Na janela em frente, do outro lado da rua ela aparece de camisa de dormir a esvoaçar do parapeito os pombos despertos. É uma senhora muito velha que fuma, só vai à janela para fumar, só sai da cama para fumar. A senhora só tem janela e da varanda do Coroneu vê-se um ângulo da cama. Durante todo o dia entende-se a obscuridade do quarto interrompida pelo candeeiro sempre acesso que ilumina a leitura continua de um braço a mover-se ao virar a página dos livros de que nunca se percebe a capa.
Talvez a senhora muito velha que fuma tenha sido ela própria uma entusiasta trotamundos. Talvez se tenha cansado ou um problema de saúde apesar de fumar ou então simplesmente depois de uma viagem se tenha esquecido de continuar. Ou pode ser que se tenha lembrado mas se tenha fartado de viajar sozinha e não tenha encontrado nenhum companheiro de viagem. Ou ainda encontrou mas permaneceu numa espera que não acaba nunca.
Há algumas pessoas a quem o Coroneu mostra a senhora e que depois de dizer o que pensa encerram o assunto com um conclusivo É pouco provavel. Ou que resolvem a senhora muito velha que fuma como um cansaço de vida à espera da morte. Mas o Coroneu sabe que não é assim. A janela dela também tem uma bandeira.

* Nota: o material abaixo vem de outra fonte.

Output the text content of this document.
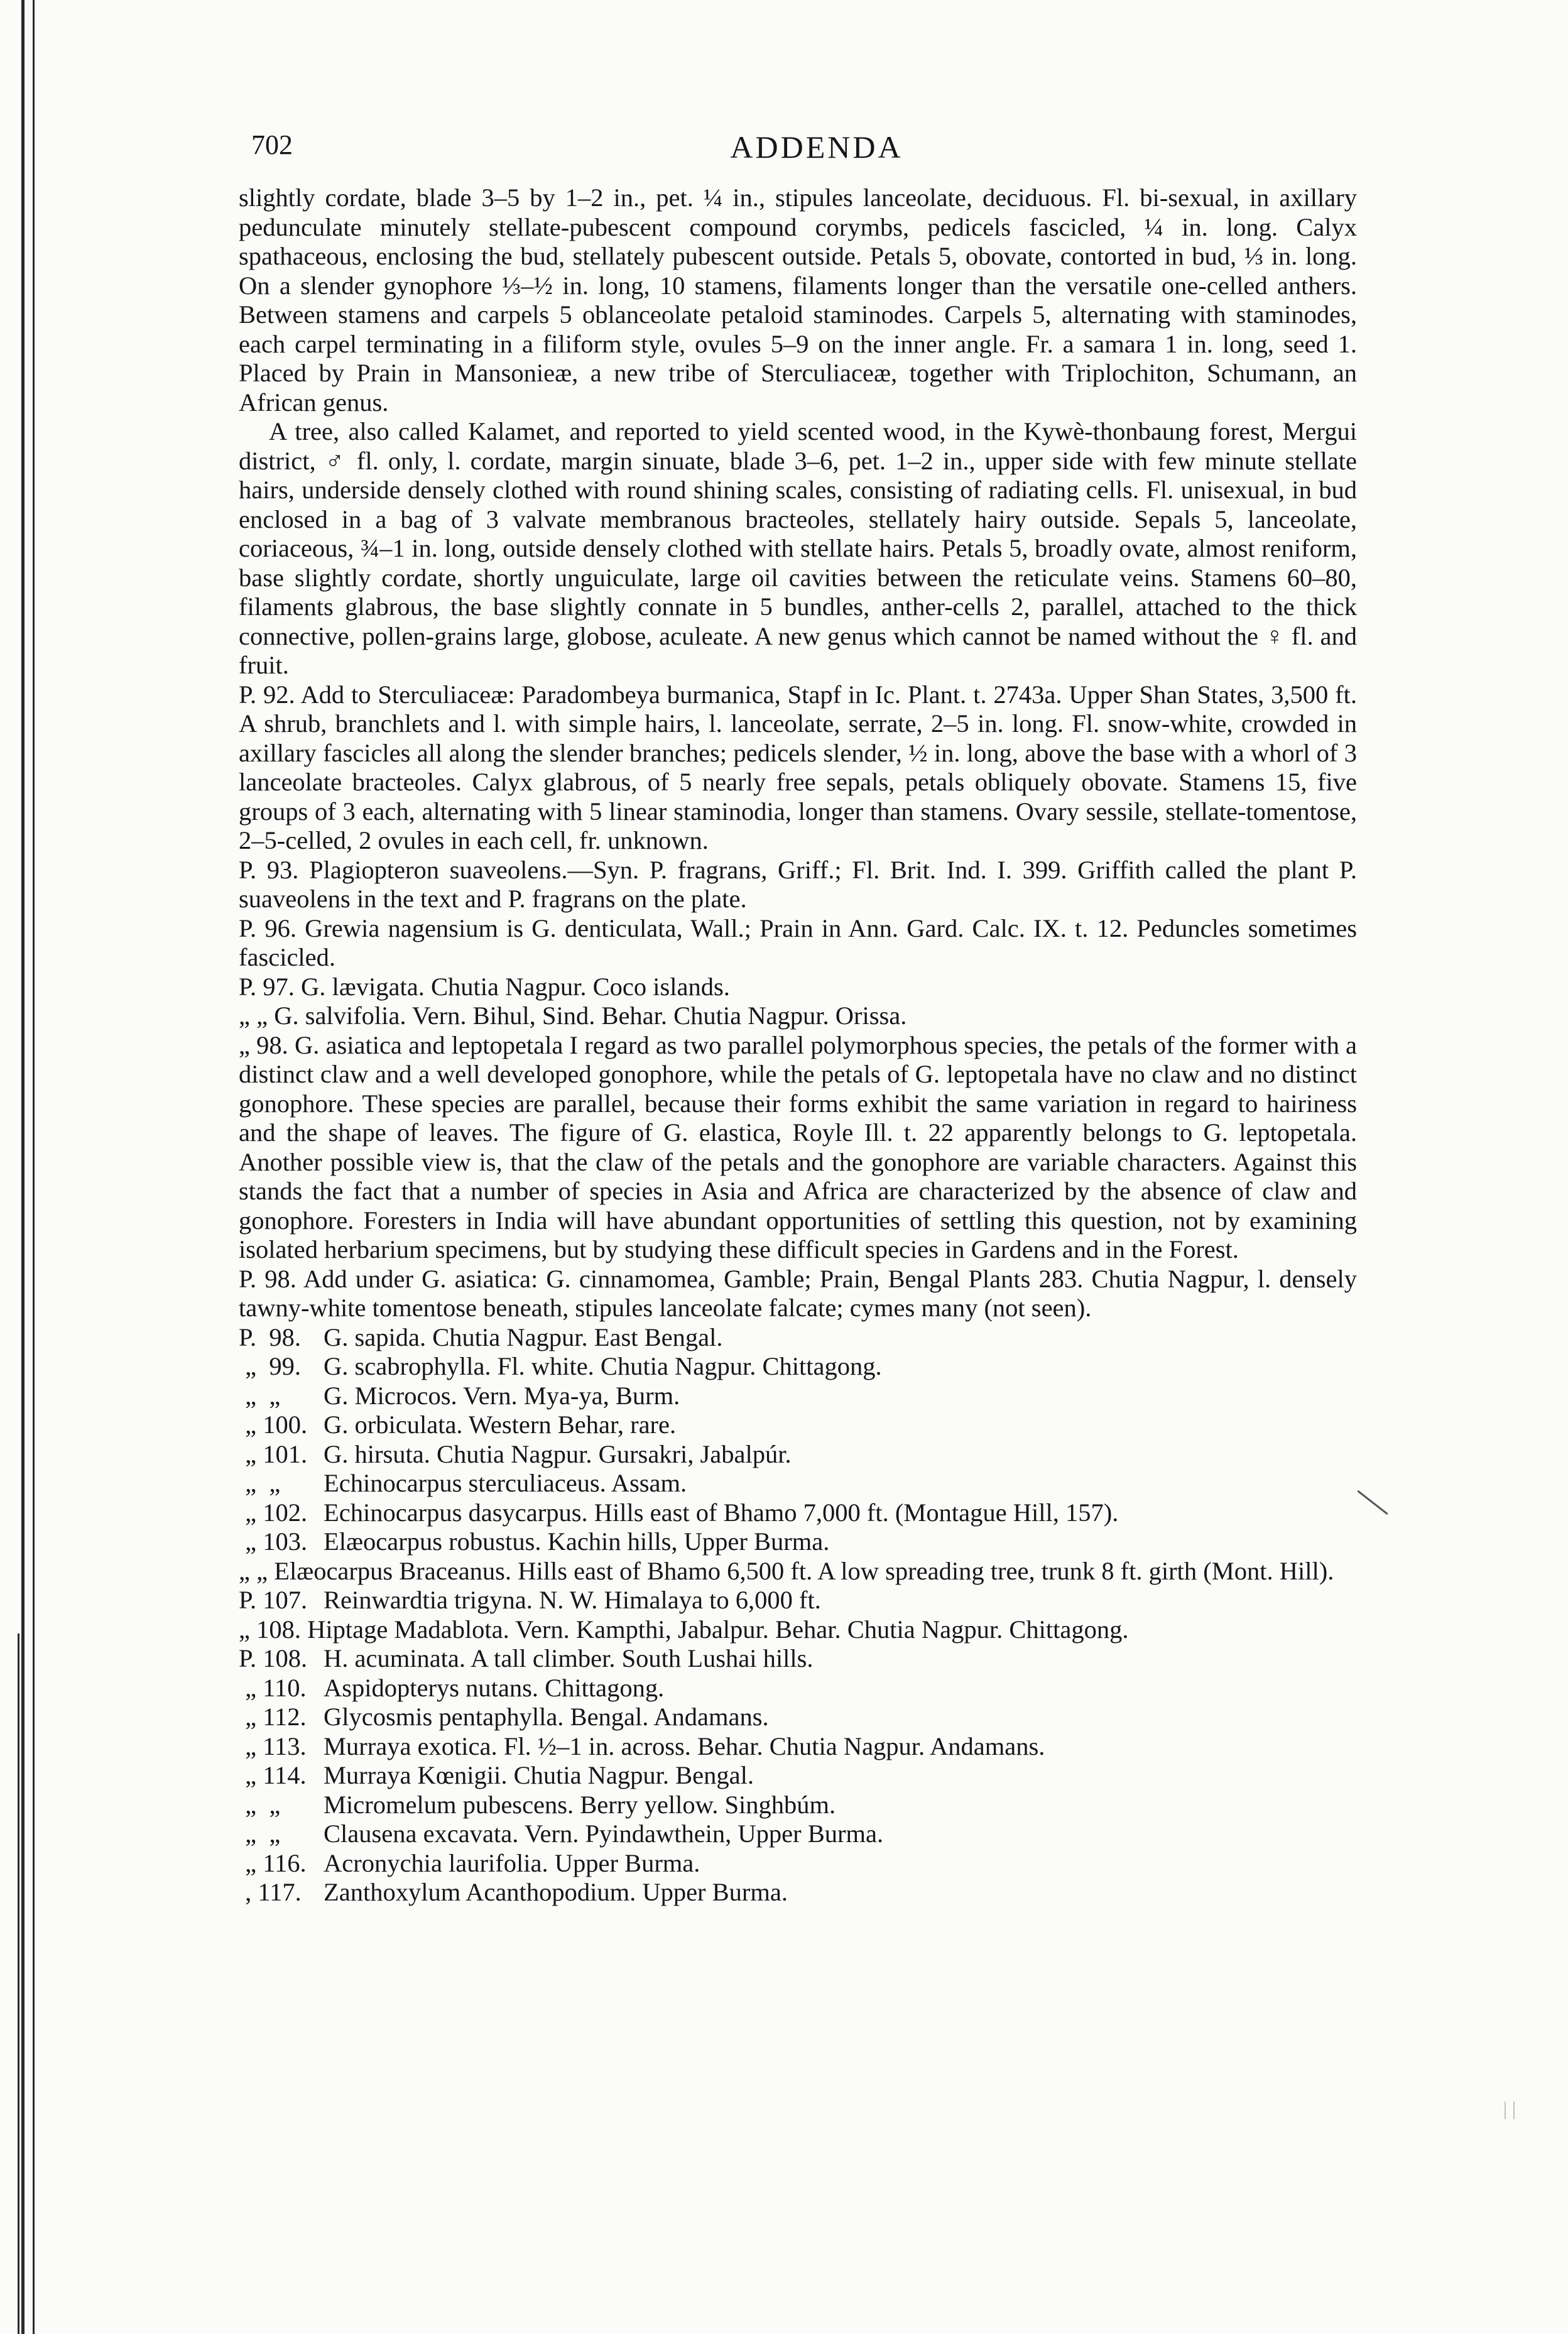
702	ADDENDA

slightly cordate, blade 3–5 by 1–2 in., pet. ¼ in., stipules lanceolate, deciduous. Fl. bi-sexual, in axillary pedunculate minutely stellate-pubescent compound corymbs, pedicels fascicled, ¼ in. long. Calyx spathaceous, enclosing the bud, stellately pubescent outside. Petals 5, obovate, contorted in bud, ⅓ in. long. On a slender gynophore ⅓–½ in. long, 10 stamens, filaments longer than the versatile one-celled anthers. Between stamens and carpels 5 oblanceolate petaloid staminodes. Carpels 5, alternating with staminodes, each carpel terminating in a filiform style, ovules 5–9 on the inner angle. Fr. a samara 1 in. long, seed 1. Placed by Prain in Mansonieæ, a new tribe of Sterculiaceæ, together with Triplochiton, Schumann, an African genus.

A tree, also called Kalamet, and reported to yield scented wood, in the Kywè-thonbaung forest, Mergui district, ♂ fl. only, l. cordate, margin sinuate, blade 3–6, pet. 1–2 in., upper side with few minute stellate hairs, underside densely clothed with round shining scales, consisting of radiating cells. Fl. unisexual, in bud enclosed in a bag of 3 valvate membranous bracteoles, stellately hairy outside. Sepals 5, lanceolate, coriaceous, ¾–1 in. long, outside densely clothed with stellate hairs. Petals 5, broadly ovate, almost reniform, base slightly cordate, shortly unguiculate, large oil cavities between the reticulate veins. Stamens 60–80, filaments glabrous, the base slightly connate in 5 bundles, anther-cells 2, parallel, attached to the thick connective, pollen-grains large, globose, aculeate. A new genus which cannot be named without the ♀ fl. and fruit.

P. 92. Add to Sterculiaceæ: Paradombeya burmanica, Stapf in Ic. Plant. t. 2743a. Upper Shan States, 3,500 ft. A shrub, branchlets and l. with simple hairs, l. lanceolate, serrate, 2–5 in. long. Fl. snow-white, crowded in axillary fascicles all along the slender branches; pedicels slender, ½ in. long, above the base with a whorl of 3 lanceolate bracteoles. Calyx glabrous, of 5 nearly free sepals, petals obliquely obovate. Stamens 15, five groups of 3 each, alternating with 5 linear staminodia, longer than stamens. Ovary sessile, stellate-tomentose, 2–5-celled, 2 ovules in each cell, fr. unknown.

P. 93. Plagiopteron suaveolens.—Syn. P. fragrans, Griff.; Fl. Brit. Ind. I. 399. Griffith called the plant P. suaveolens in the text and P. fragrans on the plate.

P. 96. Grewia nagensium is G. denticulata, Wall.; Prain in Ann. Gard. Calc. IX. t. 12. Peduncles sometimes fascicled.

P. 97. G. lævigata. Chutia Nagpur. Coco islands.

„ „ G. salvifolia. Vern. Bihul, Sind. Behar. Chutia Nagpur. Orissa.

„ 98. G. asiatica and leptopetala I regard as two parallel polymorphous species, the petals of the former with a distinct claw and a well developed gonophore, while the petals of G. leptopetala have no claw and no distinct gonophore. These species are parallel, because their forms exhibit the same variation in regard to hairiness and the shape of leaves. The figure of G. elastica, Royle Ill. t. 22 apparently belongs to G. leptopetala. Another possible view is, that the claw of the petals and the gonophore are variable characters. Against this stands the fact that a number of species in Asia and Africa are characterized by the absence of claw and gonophore. Foresters in India will have abundant opportunities of settling this question, not by examining isolated herbarium specimens, but by studying these difficult species in Gardens and in the Forest.

P. 98. Add under G. asiatica: G. cinnamomea, Gamble; Prain, Bengal Plants 283. Chutia Nagpur, l. densely tawny-white tomentose beneath, stipules lanceolate falcate; cymes many (not seen).

P.  98. G. sapida. Chutia Nagpur. East Bengal.
„  99. G. scabrophylla. Fl. white. Chutia Nagpur. Chittagong.
„  „	G. Microcos. Vern. Mya-ya, Burm.
„ 100. G. orbiculata. Western Behar, rare.
„ 101. G. hirsuta. Chutia Nagpur. Gursakri, Jabalpúr.
„  „	Echinocarpus sterculiaceus. Assam.
„ 102. Echinocarpus dasycarpus. Hills east of Bhamo 7,000 ft. (Montague Hill, 157).
„ 103. Elæocarpus robustus. Kachin hills, Upper Burma.

„ „ Elæocarpus Braceanus. Hills east of Bhamo 6,500 ft. A low spreading tree, trunk 8 ft. girth (Mont. Hill).

P. 107. Reinwardtia trigyna. N. W. Himalaya to 6,000 ft.

„ 108. Hiptage Madablota. Vern. Kampthi, Jabalpur. Behar. Chutia Nagpur. Chittagong.

P. 108. H. acuminata. A tall climber. South Lushai hills.
„ 110. Aspidopterys nutans. Chittagong.
„ 112. Glycosmis pentaphylla. Bengal. Andamans.
„ 113. Murraya exotica. Fl. ½–1 in. across. Behar. Chutia Nagpur. Andamans.
„ 114. Murraya Kœnigii. Chutia Nagpur. Bengal.
„  „	Micromelum pubescens. Berry yellow. Singhbúm.
„  „	Clausena excavata. Vern. Pyindawthein, Upper Burma.
„ 116. Acronychia laurifolia. Upper Burma.
, 117. Zanthoxylum Acanthopodium. Upper Burma.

E o Coroneu sabe, tem a certeza e até apostava se houvesse forma de verificar que a senhora muito velha que fuma tem as paredes do quarto forradas a mapas de cidades, paises, continentes, prateleiras de chichas do Egipto, de mates da Argentina ou chapéus de palha da República Dominicana e que os livros que lê são roteiros, guias turisticos especializados no idioma local. E que só está à espera do companheiro enquanto estuda na cama o guia da próxima viagem. O Coroneu deseja-lhe felicidades para a próxima viagem. E espera que não demore muito. Porque deve ser dificil passar anos num quarto com a obscuridade interrompida apenas pelo candeeiro da cabeceira.